The wire loop $PQRS$ formed by joining two semi circular wires of radii $R_{1}$ and $R_{2}$ carries a current $I$ as shown the figure. The magnitude of magnetic induction at the centre $O$ is

• A. $\frac{\mu_{0} I}{4}\left(\frac{1}{R_{2}}-\frac{1}{R_{1}}\right)$
• B. $\frac{\mu_{0} I}{4}\left(\frac{1}{R_{1}}-\frac{1}{R_{2}}\right)$
• C. $\mu_{0} I\left(\frac{1}{R_{2}}-\frac{1}{R_{1}}\right)$
• D. $\mu_{0} I\left(\frac{1}{R_{1}}-\frac{1}{R_{2}}\right)$

Answer 1

Answer: (B)

The magnetic induction at $O$ due to current through $Q P$ and $S R$ will be zero.
Thus, the magnetic induction at $O$ will be only due to current through semicircles of radii $R_{1}$ and $R_{2}$ respectively.
Magnetic field at $O$ due to semicircular arc $P S$ of radius $R_{1}$ will be
$B_{1}=\frac{\mu_{0}}{4 \pi} \frac{\pi I}{R_{1}}$.
Its direction is perpendicular to coil directed outwards.
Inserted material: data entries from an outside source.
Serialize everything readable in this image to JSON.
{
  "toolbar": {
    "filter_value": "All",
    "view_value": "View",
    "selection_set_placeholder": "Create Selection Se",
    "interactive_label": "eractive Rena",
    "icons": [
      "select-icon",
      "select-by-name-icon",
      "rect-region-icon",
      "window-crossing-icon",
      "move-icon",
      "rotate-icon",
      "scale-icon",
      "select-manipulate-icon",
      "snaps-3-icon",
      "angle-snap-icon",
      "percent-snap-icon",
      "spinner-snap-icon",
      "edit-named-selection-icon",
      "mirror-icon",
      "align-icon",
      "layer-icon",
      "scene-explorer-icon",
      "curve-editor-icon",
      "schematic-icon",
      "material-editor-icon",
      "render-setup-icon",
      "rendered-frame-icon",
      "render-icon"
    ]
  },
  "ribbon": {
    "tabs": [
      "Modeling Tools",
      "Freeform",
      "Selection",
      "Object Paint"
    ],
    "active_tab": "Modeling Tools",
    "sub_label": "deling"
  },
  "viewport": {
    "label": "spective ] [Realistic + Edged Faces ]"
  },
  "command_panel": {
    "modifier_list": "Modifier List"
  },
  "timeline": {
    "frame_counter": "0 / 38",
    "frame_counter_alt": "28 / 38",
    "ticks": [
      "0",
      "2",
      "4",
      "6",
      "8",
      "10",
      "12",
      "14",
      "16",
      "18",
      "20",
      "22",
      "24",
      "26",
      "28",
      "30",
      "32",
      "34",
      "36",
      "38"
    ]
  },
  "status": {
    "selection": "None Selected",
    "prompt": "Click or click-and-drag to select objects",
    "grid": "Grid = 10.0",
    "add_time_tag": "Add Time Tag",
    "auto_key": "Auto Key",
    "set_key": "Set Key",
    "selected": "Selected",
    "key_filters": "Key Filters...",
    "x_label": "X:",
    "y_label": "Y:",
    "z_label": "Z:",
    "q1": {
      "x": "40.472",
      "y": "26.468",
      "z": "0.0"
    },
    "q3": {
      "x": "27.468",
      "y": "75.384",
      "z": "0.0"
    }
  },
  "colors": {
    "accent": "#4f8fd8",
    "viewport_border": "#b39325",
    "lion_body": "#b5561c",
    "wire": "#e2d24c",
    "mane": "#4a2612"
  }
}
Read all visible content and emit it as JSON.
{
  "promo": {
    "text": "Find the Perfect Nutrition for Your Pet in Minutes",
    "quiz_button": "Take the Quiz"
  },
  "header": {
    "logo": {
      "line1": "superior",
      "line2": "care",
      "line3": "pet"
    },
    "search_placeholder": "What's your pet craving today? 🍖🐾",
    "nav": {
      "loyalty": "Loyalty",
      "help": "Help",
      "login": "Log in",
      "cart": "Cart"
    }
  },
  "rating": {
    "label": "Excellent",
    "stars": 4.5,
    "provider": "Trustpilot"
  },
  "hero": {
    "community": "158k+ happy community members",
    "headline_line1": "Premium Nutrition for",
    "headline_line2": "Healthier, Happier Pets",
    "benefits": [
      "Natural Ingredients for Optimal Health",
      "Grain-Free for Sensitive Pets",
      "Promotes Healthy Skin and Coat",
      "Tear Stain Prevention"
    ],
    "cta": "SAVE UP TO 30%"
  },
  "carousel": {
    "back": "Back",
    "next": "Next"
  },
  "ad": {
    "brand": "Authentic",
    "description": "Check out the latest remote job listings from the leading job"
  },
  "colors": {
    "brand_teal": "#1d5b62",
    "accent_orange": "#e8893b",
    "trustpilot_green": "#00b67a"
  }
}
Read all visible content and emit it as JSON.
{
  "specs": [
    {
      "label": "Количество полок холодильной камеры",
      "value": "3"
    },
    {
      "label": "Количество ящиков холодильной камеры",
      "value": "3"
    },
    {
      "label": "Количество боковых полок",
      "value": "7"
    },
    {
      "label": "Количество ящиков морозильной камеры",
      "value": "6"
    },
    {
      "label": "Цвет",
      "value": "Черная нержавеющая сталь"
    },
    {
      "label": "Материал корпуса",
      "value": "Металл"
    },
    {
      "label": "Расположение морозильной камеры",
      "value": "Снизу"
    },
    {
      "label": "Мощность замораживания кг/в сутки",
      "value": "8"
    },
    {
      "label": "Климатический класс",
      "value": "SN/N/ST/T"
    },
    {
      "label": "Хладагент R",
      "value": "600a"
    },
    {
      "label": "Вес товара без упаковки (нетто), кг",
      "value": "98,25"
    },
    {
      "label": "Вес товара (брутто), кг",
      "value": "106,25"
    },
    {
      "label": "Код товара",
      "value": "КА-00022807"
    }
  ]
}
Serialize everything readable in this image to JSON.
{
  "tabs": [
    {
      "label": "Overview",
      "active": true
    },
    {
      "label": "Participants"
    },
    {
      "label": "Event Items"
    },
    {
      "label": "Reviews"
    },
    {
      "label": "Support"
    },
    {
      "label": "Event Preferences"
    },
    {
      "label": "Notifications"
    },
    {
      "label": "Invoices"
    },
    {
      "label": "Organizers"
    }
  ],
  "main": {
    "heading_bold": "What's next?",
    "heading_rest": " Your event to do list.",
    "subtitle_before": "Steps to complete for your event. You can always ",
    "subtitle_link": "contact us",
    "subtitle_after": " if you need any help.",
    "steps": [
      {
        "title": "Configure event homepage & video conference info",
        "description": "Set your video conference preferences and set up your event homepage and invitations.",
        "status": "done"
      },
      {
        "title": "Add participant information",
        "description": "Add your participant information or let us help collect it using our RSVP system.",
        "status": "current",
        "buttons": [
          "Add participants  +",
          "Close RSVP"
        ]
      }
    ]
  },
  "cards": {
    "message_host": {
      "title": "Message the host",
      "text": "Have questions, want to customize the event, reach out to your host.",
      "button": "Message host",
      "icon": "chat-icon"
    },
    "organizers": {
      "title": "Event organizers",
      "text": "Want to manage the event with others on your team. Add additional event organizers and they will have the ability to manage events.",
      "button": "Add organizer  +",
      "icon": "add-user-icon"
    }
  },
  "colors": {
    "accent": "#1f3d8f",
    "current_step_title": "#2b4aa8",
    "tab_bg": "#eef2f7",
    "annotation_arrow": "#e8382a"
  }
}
Magnetic field at $O$ due to semicircular arc $R Q$ of radius $R_{2}$ will be,
$B_{2}=\frac{\mu_{0}}{4 \pi} \frac{\pi I}{R_{2}}$.
Its direction is perpendicular to coil directed inwards.
The resultant magnetic field at $O$, $\vec{B}=\left(B_{1}-B_{2}\right)$ outwards
$\therefore B=\frac{\mu_{0}}{4 \pi} I \pi\left[\frac{1}{R_{1}}-\frac{1}{R_{2}}\right]=\frac{\mu_{0}}{4} I\left[\frac{1}{R_{1}}-\frac{1}{R_{2}}\right]$